J’avais toujours espéré que, comme mon papa, je pourrais me passer de consultations médicales. Que j’irais quand cela aurait du sens : c’est-à-dire une fois malade !

Je n’ai jamais aimé aller faire une consultation médicale, parce que j’étais angoissée à l’idée qu’on m’annonce une mauvaise nouvelle, mais cela me rappelait aussi que j’étais différente et que je n’avais pas le choix d’une vie normale, d’une vie qui ne serait pas passée à la loupe.

J’étais tant angoissée avant un contrôle, que je n’en dormais pas, et plus les années passaient, plus je devenais en colère parce que je comprenais comment le corps médical fonctionnait et je me sentais prisonnière de ce système, prisonnière d’un corps qu’on pensait fragile et défectueux, alors qu’il ne l’était pas, il était juste un peu différent !

Adulte, on m’a expliqué l’intérêt d’un contrôle annuel avec pour fond surtout un suivi nécessaire dans mon cas pour les assurances… L’intérêt de faire en sorte que le jour où il m’arrivait vraiment quelque chose ou que ma santé se dégradait, les assurances puissent tout prendre en charge. Curieux système de dépenses en frais de santé pour des économies sur le long terme.
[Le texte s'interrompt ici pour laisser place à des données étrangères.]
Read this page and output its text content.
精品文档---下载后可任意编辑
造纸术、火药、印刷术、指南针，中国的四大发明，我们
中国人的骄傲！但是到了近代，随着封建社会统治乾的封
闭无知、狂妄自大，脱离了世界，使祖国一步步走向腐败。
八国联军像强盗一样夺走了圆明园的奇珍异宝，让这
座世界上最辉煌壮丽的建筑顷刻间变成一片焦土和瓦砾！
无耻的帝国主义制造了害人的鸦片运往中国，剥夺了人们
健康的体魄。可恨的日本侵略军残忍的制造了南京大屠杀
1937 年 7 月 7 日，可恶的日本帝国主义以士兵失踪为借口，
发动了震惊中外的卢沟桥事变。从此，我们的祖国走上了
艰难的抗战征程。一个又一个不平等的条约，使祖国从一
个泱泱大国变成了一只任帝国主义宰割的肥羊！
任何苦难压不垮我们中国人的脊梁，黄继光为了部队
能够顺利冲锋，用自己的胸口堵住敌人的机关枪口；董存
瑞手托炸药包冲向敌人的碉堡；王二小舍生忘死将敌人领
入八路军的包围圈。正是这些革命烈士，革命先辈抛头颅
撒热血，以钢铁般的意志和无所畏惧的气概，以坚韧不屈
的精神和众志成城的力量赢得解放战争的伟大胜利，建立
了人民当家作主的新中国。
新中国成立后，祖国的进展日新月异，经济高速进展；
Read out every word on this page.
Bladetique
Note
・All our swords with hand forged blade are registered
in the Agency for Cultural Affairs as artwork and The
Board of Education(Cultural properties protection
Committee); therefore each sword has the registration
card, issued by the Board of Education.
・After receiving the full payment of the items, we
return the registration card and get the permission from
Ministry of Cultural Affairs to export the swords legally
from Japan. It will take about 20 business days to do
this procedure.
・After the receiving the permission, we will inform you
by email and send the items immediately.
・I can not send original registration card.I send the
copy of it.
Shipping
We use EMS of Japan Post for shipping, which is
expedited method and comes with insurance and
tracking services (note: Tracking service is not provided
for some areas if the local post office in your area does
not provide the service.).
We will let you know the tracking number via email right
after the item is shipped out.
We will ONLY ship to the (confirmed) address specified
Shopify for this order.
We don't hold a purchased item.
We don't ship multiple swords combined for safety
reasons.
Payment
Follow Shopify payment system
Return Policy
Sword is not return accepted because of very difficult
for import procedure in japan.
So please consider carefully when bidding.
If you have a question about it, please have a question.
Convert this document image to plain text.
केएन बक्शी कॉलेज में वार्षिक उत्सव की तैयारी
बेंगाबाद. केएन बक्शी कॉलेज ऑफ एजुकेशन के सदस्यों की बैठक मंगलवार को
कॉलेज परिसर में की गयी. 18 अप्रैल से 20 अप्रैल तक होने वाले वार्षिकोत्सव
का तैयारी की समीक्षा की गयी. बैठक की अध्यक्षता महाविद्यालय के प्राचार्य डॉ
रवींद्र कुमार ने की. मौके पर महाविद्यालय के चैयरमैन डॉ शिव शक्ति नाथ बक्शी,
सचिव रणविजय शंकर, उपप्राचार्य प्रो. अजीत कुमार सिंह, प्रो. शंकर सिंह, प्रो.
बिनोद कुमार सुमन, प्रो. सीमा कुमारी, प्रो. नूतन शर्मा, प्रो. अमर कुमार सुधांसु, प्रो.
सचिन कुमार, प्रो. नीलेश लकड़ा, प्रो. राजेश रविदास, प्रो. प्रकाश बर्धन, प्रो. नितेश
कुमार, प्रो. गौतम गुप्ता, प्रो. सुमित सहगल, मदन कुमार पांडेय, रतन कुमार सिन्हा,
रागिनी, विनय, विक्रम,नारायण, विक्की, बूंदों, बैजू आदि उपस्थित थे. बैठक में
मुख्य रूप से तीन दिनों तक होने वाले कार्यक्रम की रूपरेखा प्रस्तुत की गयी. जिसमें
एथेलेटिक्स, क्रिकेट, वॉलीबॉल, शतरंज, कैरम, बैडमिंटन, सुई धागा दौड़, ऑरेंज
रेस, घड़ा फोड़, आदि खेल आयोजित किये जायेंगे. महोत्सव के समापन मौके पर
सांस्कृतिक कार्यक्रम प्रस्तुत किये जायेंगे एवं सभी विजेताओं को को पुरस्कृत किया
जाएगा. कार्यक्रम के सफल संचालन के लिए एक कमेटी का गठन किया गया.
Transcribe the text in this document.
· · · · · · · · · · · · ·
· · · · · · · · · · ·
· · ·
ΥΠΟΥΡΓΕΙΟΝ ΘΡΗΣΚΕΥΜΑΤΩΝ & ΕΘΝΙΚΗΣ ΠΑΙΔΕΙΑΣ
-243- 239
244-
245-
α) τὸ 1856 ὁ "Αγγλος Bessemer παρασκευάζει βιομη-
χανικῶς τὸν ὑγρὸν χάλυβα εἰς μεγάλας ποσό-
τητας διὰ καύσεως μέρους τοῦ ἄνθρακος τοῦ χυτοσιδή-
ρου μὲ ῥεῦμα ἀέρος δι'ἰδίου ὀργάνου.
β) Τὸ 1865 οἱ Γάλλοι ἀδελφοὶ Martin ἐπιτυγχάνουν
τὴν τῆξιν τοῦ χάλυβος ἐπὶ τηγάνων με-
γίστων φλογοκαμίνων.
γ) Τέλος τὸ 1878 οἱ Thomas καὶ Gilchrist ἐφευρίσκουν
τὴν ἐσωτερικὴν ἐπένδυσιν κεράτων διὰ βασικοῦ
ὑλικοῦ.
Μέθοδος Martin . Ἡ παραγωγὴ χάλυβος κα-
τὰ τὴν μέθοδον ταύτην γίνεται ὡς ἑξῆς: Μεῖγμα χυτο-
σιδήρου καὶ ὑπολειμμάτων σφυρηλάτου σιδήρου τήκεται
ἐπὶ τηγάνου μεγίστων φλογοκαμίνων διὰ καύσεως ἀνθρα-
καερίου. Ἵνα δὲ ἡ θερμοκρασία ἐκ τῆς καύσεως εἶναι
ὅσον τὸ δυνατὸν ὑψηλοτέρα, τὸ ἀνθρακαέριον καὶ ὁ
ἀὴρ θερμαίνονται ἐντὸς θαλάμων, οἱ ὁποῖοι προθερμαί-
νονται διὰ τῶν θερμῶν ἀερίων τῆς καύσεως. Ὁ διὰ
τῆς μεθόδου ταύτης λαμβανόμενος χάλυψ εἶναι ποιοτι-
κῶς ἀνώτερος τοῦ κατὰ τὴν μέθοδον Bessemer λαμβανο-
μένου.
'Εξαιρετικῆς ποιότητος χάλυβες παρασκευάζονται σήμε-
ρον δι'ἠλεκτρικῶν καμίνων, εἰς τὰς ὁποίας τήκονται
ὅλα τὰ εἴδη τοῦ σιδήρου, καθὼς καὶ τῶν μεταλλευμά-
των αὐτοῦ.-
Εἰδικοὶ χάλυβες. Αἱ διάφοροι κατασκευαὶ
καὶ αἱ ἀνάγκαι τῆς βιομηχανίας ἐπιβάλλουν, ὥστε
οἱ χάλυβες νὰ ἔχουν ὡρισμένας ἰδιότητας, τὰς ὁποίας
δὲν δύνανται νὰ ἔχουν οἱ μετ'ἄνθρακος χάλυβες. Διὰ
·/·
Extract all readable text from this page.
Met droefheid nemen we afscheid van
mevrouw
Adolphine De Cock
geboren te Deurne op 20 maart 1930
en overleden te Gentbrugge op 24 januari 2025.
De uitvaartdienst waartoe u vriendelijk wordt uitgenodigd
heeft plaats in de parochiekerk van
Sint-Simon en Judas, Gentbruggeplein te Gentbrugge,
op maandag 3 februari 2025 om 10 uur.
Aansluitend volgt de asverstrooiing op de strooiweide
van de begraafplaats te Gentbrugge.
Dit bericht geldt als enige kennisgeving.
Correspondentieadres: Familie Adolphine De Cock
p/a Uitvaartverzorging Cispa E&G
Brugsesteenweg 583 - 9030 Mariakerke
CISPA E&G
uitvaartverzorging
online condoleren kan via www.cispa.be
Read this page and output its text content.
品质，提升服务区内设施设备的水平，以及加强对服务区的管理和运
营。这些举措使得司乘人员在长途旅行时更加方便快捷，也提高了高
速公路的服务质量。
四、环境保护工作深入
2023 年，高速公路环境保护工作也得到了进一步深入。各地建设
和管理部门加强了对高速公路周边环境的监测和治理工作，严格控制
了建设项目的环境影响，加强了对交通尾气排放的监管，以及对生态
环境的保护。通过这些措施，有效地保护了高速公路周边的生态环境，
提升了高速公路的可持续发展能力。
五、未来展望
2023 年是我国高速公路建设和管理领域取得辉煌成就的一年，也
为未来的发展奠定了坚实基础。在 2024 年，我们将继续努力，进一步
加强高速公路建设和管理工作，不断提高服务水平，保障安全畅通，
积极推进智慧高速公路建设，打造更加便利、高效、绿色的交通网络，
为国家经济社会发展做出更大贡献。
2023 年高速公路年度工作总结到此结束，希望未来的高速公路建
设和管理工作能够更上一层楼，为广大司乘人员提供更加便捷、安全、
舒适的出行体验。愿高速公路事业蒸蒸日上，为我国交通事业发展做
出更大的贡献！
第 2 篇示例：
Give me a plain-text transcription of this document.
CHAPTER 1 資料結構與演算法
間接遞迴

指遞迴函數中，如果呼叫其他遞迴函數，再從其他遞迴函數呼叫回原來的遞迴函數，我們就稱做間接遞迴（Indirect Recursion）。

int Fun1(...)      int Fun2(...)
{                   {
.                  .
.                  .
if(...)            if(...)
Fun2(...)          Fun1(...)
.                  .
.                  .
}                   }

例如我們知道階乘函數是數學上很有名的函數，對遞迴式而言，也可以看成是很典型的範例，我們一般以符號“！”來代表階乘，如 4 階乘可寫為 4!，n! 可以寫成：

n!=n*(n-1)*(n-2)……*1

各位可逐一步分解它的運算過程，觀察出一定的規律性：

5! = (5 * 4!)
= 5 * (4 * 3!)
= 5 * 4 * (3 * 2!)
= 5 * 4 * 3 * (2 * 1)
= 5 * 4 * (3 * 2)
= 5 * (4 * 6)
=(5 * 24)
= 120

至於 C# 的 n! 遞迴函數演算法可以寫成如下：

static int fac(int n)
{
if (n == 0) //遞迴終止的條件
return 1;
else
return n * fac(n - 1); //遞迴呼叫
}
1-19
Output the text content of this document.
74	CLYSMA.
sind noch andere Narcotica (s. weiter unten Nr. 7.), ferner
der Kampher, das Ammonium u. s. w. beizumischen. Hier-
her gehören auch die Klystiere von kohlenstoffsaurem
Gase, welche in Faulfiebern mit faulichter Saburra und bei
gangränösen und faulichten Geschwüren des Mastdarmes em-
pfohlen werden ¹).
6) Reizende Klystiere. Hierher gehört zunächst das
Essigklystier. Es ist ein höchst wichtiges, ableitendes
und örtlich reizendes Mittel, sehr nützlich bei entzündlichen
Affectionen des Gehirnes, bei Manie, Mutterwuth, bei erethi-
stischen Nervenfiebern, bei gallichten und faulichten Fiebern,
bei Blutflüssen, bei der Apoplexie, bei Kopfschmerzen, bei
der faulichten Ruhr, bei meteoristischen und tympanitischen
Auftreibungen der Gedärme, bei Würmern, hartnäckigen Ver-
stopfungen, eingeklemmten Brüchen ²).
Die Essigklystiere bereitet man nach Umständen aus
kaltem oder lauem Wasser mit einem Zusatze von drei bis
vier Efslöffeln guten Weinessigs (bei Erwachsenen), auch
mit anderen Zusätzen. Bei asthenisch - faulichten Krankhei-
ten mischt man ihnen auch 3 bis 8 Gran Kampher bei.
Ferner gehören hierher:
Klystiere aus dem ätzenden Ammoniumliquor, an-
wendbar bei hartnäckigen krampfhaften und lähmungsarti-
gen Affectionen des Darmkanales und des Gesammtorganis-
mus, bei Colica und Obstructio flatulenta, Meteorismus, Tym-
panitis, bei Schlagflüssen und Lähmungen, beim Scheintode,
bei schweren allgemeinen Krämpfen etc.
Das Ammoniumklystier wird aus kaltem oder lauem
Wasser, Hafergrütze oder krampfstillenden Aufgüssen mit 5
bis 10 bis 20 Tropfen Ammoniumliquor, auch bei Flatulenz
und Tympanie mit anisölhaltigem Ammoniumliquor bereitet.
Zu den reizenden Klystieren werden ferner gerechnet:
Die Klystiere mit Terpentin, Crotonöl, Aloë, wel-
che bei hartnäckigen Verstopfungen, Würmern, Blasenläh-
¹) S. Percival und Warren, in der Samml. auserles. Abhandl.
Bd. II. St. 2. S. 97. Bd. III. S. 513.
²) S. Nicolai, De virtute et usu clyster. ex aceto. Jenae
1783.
Le prix à payer, psychologiquement parlant pour ma part, est très lourd à porter ! J’ai parfois cette impression que cet aspect-la n’a pas sa place et ne peut pas être pris en considération.

Ma liberté et mon individualité est vendue au profit de protocoles, car les contrôles minimums ont été décidés annuels pour tout-un-chacun se déplaçant à roulettes.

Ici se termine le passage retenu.